Monday, March 30, 2009

Station 6: Veronica Wipes the Face of Jesus

Vera Eikon. True image. Veronica.

This station is one of the first to get cut when it comes to scripture based stations. Veronica is not a name we hear in the canonical scriptures. There is no verse even that mentions a woman running to Jesus’ side to wipe away his tears, blood and spit. Veronica, like many of the saints, is as much tradition as she is scripture or history.

According to tradition, it is Veronica that touches Jesus’ garment to be healed in that familiar verse where Jesus feels power flow out of him by the faith of a woman. It is also, according to tradition, Veronica that receives the only true likeness of Jesus, imprinted on the cloth with which she wipes his face.

As I consider this station, I wonder “Why are we so obsessed with images, likenesses?” It’s a question I often ask myself as a maker of images. How do we explain the power of the visual representation?

Looking at the last two centuries we witness how powerfully the creation and mass production of images has affected our ability to relate to one another, how much smaller and more comprehensible it has made our world. We know through seeing. And we desire, crave an image of the one we choose to follow, that we might know him as well.

As a young person, having grown up inundated by strong visuals (in advertising, television, movies and the internet), and more specifically, strong visuals which may or may not correspond to reality, I have a distrust of the honesty or comprehensiveness of any single image. I know that between me and any image there exist half a dozen filters, computer programs, machines and other pairs of eyes. An image, even a photograph, is not a window, but a portrait.
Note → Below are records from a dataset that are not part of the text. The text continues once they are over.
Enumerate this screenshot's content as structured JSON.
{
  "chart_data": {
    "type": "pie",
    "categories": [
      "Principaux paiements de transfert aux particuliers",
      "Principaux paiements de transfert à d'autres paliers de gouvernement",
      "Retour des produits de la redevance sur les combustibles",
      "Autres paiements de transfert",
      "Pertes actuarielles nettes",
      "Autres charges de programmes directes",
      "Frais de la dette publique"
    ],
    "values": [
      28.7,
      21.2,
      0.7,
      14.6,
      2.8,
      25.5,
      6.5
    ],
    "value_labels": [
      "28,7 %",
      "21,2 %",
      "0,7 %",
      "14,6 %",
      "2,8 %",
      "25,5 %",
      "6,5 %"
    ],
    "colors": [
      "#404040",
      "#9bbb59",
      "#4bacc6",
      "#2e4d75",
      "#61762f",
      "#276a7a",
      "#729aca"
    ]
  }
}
And yet, we, as followers of Christ, followers of Jesus want a “True Image” to follow, to know. We want to know exactly who Jesus was, what he said, what he did, how he understood himself. Really. We want to know.

But despite all our historical studies, despite the best efforts of archeologists, theologians and historians we have only portraits, representations. There are no windows in time. There is no way, to actually “know” the historical Jesus. Our faith tells us that this is not the point though. It is not Jesus we seek, but the Christ, and we know in faith that the image of Christ, does exist, and it exists in the blood, the tears, the mud and spit which we map out on a fabled piece of cloth, in the hand of a woman who is herself the True Image, Veronica, the Vera Eikon.
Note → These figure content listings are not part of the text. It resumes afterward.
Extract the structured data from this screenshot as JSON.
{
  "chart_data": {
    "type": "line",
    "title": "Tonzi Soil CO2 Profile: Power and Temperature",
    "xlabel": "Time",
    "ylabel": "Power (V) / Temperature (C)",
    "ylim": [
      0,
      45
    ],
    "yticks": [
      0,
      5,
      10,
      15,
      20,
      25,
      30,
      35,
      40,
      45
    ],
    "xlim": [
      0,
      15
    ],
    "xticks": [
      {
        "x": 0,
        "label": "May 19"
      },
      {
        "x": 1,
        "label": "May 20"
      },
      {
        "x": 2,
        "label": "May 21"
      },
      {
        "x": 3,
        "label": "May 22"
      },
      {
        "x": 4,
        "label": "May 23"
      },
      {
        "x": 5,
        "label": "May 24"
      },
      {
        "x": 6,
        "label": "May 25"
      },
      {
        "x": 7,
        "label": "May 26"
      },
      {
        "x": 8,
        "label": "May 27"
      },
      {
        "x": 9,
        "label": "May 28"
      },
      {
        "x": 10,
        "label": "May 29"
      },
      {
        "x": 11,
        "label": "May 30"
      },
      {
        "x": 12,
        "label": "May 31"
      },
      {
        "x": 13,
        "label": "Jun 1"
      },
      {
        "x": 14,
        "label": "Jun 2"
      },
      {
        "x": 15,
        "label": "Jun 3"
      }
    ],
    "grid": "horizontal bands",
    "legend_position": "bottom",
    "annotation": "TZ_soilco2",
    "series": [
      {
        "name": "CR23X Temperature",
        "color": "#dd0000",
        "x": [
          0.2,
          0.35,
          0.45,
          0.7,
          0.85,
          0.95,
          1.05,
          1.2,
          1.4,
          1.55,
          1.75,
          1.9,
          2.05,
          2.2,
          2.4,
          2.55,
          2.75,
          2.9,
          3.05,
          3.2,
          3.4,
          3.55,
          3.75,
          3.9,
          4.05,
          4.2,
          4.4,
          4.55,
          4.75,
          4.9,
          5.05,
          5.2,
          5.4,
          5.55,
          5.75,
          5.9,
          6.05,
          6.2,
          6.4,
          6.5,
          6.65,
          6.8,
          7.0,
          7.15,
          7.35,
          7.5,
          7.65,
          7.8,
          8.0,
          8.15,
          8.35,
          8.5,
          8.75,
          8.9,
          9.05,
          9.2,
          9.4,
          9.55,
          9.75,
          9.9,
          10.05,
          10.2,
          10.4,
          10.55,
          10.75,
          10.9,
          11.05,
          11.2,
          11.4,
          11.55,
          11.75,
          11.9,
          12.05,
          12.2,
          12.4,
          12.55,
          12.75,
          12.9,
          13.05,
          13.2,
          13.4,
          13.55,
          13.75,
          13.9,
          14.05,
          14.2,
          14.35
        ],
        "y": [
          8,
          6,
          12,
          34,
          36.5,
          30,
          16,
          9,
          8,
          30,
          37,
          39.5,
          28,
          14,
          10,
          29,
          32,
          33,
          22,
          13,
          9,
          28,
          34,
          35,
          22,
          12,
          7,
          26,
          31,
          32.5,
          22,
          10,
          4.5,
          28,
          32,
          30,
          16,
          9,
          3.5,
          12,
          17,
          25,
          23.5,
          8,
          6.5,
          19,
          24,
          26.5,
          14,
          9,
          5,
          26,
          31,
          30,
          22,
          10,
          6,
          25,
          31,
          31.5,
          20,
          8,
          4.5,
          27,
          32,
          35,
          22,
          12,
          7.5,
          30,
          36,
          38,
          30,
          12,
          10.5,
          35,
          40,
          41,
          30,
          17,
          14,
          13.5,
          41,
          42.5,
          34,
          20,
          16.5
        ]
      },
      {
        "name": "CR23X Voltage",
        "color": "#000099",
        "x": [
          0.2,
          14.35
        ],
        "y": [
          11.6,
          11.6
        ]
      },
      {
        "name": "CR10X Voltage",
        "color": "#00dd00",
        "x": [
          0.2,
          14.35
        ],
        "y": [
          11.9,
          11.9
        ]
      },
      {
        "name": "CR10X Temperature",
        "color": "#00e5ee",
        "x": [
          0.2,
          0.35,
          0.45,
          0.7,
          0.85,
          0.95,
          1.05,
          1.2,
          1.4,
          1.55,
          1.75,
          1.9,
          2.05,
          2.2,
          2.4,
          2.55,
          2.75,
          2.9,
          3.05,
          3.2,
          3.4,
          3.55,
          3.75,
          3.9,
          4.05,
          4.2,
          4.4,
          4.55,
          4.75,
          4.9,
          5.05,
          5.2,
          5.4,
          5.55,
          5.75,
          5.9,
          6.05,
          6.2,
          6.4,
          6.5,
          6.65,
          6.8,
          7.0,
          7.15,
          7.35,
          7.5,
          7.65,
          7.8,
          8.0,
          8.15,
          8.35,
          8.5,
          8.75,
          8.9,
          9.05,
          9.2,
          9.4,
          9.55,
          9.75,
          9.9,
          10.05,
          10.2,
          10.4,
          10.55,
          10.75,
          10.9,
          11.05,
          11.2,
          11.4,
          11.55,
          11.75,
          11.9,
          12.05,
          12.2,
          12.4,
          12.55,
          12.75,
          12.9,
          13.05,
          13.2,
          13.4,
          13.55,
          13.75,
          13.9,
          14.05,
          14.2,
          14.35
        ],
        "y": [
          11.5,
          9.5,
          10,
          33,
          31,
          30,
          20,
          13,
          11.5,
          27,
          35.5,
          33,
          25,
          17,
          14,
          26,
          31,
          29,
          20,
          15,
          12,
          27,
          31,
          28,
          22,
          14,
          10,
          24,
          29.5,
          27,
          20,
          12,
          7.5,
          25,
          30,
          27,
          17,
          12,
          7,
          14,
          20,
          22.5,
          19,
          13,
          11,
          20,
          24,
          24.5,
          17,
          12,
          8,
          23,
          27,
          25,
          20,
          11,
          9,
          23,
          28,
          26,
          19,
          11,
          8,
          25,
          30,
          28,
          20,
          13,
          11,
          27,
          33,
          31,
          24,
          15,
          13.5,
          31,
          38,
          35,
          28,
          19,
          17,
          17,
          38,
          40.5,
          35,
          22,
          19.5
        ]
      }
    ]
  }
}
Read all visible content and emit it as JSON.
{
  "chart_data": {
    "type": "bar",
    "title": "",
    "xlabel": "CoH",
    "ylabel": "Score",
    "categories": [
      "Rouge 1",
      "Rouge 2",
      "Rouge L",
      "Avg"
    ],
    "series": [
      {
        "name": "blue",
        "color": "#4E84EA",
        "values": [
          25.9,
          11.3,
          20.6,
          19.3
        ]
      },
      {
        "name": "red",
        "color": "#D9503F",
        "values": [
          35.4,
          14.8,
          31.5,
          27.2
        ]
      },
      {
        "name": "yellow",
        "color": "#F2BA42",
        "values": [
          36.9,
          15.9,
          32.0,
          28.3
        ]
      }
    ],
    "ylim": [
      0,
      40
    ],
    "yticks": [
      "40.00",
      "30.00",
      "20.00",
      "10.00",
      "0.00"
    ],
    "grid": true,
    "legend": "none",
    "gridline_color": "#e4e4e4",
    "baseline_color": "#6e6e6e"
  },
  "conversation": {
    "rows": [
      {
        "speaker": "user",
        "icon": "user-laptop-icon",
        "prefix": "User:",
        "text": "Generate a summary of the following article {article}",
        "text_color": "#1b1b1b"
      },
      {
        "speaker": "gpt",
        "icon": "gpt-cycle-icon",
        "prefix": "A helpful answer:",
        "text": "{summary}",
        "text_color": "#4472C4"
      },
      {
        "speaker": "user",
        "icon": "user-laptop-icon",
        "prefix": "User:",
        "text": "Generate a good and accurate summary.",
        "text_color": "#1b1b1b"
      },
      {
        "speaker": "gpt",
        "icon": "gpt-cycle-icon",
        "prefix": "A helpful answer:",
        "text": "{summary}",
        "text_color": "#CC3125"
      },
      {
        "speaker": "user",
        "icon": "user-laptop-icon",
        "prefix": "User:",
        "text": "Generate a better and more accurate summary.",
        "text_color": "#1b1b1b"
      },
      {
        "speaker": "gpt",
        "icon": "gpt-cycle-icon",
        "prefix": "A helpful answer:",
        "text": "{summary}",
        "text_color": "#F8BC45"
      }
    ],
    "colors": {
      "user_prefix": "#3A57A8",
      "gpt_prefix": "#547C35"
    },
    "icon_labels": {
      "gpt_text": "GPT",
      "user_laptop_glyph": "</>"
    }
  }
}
Veronica, stitched over centuries from scripture, from experience, from tradition. Veronica, the church, the only true image of Christ we have. Filtered through centuries of Christians before us, woven from stories told and retold, altered and adapted. The Vera Eikon, a portrait, each stroke a member, a follower, a believer, an act of faith, hope and love. Each stroke telling us something of the Christ.

As we gaze on Veronica, on the image of Christ, we gaze back upon ourselves and confront ourselves with our faith, our only means of seeing. Veronica, wiping away the blood and tears she herself inflicted, the mud made from her own spit. Veronica with a cloth woven from her own hair, bathing these worthy feet in precious oils.

As I consider this station, Veronica comes to me as a woman, staring simply into a reflective surface, with that mix of fear, pain and liberation that comes with looking honestly at oneself. She holds in her hand a cloth, filthy, the grime from it staining her hand. Can there be the same kindness in her eyes for herself as there was for the one lost? Is there any meaning in his sacrifice if there cannot be?